The useful rule: models are better as recovery layers than as the first parser.

The second cascade: ingredient-to-step matching

Extraction alone still leaves the classic cookbook layout: ingredients at the top, instructions below.

RecipeStripper's differentiator is inline quantity embedding. After extraction, a matcher links ingredient names to instruction steps. When it is confident, the rendered step can show the quantity where the cook needs it:

"fold in the flour" becomes "fold in 2 cups all-purpose flour"

The internal representation uses a small token format:

{qty:ingredientId:display text}

That lets the renderer highlight matched quantities and lets the servings scaler update both the ingredient list and the inline step amounts.

Why this pattern works

A cascade has three practical advantages:

It keeps fast paths fast. JSON-LD extraction is usually enough.
It keeps fallbacks honest. A blocked site becomes a clear blocked-site error, not a mysterious empty recipe.
It lets the product improve one layer at a time. Better JSON-LD handling, better heuristics, and better matching all compound.
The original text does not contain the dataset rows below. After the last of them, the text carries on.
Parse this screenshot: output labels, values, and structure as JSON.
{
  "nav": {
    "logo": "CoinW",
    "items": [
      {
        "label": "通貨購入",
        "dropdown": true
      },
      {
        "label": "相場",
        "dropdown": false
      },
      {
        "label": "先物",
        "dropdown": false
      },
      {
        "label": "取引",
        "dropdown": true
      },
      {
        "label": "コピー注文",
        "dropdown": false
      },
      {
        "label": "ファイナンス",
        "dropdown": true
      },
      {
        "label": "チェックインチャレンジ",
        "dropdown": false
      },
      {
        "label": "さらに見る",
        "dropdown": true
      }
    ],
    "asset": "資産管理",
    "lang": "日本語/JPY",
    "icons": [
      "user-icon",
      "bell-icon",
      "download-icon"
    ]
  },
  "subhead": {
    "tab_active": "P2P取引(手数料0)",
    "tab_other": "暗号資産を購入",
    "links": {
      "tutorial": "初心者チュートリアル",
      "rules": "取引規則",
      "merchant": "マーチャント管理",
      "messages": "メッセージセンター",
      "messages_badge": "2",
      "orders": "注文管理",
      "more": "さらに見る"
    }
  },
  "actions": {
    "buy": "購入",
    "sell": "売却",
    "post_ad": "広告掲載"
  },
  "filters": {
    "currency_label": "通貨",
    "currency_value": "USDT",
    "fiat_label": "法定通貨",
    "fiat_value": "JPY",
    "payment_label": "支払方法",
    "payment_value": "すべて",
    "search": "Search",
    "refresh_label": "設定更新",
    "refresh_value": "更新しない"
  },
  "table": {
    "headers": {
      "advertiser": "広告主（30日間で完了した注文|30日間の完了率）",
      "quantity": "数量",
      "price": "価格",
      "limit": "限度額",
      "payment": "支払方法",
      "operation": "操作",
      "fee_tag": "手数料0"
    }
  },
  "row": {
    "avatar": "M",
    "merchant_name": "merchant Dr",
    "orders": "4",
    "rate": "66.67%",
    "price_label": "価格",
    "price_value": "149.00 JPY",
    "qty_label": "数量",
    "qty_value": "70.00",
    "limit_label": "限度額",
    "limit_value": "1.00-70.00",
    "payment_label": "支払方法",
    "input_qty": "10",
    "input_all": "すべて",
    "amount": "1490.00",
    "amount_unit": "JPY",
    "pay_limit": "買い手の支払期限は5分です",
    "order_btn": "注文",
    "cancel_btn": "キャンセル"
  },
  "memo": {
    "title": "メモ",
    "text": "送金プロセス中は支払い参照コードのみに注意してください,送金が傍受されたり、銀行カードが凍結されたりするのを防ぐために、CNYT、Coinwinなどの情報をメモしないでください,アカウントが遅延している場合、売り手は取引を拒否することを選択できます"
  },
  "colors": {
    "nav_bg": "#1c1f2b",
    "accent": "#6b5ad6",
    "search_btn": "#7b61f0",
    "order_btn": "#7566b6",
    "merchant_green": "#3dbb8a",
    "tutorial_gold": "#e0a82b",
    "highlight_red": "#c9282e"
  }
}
The current public research dataset is here: Recipe Site Markup Coverage and Extraction Observations 2026. It includes the public site inventory plus anonymized domain-level extraction observations. No submitted recipe URLs or user identifiers are included.

The browser workflow is also being split into smaller surfaces: a bookmarklet and a downloadable Chrome extension package. Both simply open the current recipe URL in the clean reader. They do not inject a widget into someone else's site.

The broader lesson is portable: when the web is inconsistent, build a parser cascade. Put the most trustworthy structure first, keep each fallback narrow, and make failures explicit.